2005 Chevy 2500HD CCSB duramax 
269,500 miles
Engine is all stock other than k&n air filter
No smoke

The engine surges at idle,jumps up to about 1100 RPM, in park or drive. If it's in drive it will want to lurch forward if you're not on the brake, kind of scary at times. 
Howe's diesel treatment calms it down, but doesn't totally get rid of it.
I've been told by a friend of mine (certified GM mechanic) that it is the fuel pressure regulator. 
Has anyone else ran into this issue? How difficult is it to replace/test? 

Truck runs great other than this hiccup, it's more annoying than anything especially plowing all night long and I want to fix the issue before this season. 

Thanks in advance for any help.


----------



## Randall Ave (Oct 29, 2014)

I suggest going to some Duramax forums. Can you read fuel pressure live data?


----------



## plowboy87 (Mar 6, 2014)

Fuel pressure regulator sounds possible. Or small air leak somewhere. A buddy of mine has a shop in blue springs works on duramax. Can give you his number if you need it.


----------



## Ty27 (Dec 14, 2014)

Randall Ave said:


> I suggest going to some Duramax forums. Can you read fuel pressure live data?


Not in the vehicle settings through the steering wheel buttons, but I'm sure you could through a scanner. I have a friend with a diesel shop here in town I could borrow and watch it.


----------



## Ty27 (Dec 14, 2014)

plowboy87 said:


> Fuel pressure regulator sounds possible. Or small air leak somewhere. A buddy of mine has a shop in blue springs works on duramax. Can give you his number if you need it.


I will PM you if I don't figure it out.

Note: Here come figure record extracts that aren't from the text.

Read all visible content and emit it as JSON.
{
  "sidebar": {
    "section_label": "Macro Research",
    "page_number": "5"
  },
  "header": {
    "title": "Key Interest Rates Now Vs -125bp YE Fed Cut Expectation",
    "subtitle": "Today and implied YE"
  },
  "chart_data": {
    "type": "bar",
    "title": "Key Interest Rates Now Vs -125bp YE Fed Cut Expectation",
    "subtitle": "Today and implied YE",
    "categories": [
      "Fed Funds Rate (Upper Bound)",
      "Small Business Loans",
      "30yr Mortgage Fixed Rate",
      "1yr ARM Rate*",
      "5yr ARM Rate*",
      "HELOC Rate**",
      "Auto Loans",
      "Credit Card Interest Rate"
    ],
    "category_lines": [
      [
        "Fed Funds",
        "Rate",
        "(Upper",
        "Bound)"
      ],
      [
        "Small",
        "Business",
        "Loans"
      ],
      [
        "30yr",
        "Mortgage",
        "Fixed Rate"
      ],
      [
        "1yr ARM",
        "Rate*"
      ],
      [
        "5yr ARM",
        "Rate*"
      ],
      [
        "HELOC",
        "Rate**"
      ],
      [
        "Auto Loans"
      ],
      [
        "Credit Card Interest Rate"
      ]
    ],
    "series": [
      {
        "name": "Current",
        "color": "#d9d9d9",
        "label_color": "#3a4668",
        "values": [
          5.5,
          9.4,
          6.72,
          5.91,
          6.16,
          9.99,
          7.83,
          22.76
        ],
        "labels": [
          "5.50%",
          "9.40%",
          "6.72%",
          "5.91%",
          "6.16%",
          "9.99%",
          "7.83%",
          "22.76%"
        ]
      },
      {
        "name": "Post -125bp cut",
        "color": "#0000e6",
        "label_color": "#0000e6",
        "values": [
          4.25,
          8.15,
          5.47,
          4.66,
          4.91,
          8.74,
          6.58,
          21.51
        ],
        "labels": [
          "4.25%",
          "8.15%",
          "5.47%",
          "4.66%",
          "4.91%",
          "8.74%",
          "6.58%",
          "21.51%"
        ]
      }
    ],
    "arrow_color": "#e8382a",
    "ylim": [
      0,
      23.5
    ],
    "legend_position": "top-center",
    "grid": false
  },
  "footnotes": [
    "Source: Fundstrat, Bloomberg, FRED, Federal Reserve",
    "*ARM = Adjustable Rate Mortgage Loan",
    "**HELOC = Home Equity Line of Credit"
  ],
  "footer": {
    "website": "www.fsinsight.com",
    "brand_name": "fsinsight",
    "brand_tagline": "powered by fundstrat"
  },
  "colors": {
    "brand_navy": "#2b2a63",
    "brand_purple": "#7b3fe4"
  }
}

What's the shop name?


----------



## Randall Ave (Oct 29, 2014)

Replace the fuel pressure regulator.


----------



## Philbilly2 (Aug 25, 2007)

Randall Ave said:


> Replace the fuel pressure regulator.


Bingo...


----------



## plowboy87 (Mar 6, 2014)

Ty27 said:


> I will PM you if I don't figure it out. What's the shop name?


Sleepers diesel repair


----------



## Ty27 (Dec 14, 2014)

Thanks guys, I will look into it this weekend..


----------